Published online by Cambridge University Press: 18 June 2021
WITHDRAWAL FROM LEIPZIG AND ARRIVAL IN PARIS
By the spring of 1888 Delius was impatient to move on; moreover, the coterie of Norwegians was about to fragment. ‘Our wonderful time in Leipzig has now melted away into the past’, he later wrote to Grieg from Bradford; ‘I have never lived through such a congenial time. It has been a cornerstone in my life’. Halvorsen was the first to depart and Delius followed a fortnight later and had no intention of returning. The Griegs left in April, leaving only Sinding to languish in solitude. Delius's withdrawal from Leipzig, as Philip Jones has argued, was entirely voluntary (which somewhat contradicts the assertion that his father had only granted him a limited period of eighteen months of study). His letter to Gertrude Rueckert of December 1886 makes it clear that he expected to be in Leipzig for three years like other fellow students, but given that he attended few of the classes for which he was registered (with the exception of those with Reinecke, Jadassohn and Sitt), it is not surprising that he saw little point in continuing. The wonder is that Leipzig granted him a diploma at all. Delius's later disparagement of Leipzig, the ‘Double Fugue Institution’ as Sinding sarcastically described it, is well known. At a time when he made these comments, autodidacticism was deeply fashionable; likewise, popular ‘anti-intellectualism’ in composition and criticism deemed the word ‘academic’ (especially in the hands of Bernard Shaw) a pejorative term.
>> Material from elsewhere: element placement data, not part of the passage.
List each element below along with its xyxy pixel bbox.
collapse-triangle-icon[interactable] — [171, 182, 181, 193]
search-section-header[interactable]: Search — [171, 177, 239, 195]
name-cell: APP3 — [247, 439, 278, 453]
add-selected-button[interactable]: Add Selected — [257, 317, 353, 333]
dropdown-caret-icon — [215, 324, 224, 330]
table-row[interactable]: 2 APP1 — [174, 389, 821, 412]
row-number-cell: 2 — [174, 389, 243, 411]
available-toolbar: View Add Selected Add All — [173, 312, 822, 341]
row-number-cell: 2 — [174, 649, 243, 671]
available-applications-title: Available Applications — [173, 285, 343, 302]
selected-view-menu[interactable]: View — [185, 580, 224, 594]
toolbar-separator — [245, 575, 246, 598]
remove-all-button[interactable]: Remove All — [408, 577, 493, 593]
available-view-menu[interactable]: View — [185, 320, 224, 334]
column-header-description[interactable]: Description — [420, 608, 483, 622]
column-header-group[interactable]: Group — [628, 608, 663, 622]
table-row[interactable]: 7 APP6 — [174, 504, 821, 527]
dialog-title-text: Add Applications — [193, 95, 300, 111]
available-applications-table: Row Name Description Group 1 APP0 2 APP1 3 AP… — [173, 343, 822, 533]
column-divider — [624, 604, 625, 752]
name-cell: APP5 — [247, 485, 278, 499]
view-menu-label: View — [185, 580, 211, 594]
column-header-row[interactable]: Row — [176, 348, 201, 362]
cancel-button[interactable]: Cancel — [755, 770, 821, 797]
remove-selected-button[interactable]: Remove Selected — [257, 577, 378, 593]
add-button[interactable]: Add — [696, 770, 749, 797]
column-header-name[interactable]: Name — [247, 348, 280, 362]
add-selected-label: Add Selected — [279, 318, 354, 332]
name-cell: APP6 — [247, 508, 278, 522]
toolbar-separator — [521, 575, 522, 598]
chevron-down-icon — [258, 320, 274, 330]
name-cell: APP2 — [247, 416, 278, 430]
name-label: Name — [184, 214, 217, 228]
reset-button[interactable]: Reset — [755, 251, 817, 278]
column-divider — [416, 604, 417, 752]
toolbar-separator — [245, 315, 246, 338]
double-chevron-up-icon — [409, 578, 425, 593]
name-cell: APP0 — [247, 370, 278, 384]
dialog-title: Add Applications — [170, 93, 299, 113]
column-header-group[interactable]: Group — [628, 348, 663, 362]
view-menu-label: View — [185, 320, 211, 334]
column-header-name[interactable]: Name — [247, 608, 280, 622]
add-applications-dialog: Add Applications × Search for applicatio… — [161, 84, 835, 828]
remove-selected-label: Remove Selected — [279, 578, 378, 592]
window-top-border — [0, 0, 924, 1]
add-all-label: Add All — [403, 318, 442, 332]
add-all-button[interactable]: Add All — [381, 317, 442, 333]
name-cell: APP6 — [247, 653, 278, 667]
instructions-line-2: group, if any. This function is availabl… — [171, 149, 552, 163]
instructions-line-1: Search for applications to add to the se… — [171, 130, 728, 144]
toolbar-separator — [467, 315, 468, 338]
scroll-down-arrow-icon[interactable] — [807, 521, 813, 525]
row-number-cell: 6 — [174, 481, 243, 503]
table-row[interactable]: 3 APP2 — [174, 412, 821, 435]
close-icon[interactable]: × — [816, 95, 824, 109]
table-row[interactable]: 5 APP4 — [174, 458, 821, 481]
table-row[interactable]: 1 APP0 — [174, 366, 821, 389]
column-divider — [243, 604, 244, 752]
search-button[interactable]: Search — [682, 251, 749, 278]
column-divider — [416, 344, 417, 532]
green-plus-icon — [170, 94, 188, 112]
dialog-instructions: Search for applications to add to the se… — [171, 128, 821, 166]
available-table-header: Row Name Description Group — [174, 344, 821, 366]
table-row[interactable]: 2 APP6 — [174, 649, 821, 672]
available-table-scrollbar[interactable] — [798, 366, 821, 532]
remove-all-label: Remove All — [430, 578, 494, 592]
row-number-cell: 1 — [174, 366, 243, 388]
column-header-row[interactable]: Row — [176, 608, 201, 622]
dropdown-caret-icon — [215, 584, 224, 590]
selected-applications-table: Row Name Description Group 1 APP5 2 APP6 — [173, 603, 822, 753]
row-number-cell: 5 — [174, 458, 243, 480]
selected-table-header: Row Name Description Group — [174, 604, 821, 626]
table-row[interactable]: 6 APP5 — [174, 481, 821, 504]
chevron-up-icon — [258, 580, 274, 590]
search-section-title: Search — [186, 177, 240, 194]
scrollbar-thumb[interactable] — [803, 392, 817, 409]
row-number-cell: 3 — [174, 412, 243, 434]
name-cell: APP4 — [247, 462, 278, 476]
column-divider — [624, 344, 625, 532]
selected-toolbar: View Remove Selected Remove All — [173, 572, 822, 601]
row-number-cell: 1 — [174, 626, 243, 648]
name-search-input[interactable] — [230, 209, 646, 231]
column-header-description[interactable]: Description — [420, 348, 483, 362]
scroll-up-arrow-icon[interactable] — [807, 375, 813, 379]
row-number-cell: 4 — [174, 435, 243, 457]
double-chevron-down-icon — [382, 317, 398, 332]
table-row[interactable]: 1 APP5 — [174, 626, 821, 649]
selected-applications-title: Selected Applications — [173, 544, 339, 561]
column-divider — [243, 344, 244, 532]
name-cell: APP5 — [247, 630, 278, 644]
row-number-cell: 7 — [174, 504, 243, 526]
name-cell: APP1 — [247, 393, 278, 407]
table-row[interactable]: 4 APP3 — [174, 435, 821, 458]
Yet, Delius's experiences there, whether in the classroom, at the opera or in the concert hall, inculcated a sense of professionalism in his work and, more significantly, his later methods, with an incisive degree of self-criticism. However, possessed with youthful arrogance and (more importantly) belief in his own abilities, like many of his peers, he undoubtedly felt that he could make more progress on his own without Jadassohn's watchful eye. In January 1889, in a letter to Delius, Sinding ruefully commented: ‘it is queer how Jadassohn impresses the stamp of his own personality on his pupils, if they cannot emancipate themselves from it’. Emancipating himself clearly was Delius's desire. As he declared to the much younger Heseltine: ‘Harmony is only a means of expression which is gradually developing. I don't believe in learning harmony and counterpoint’.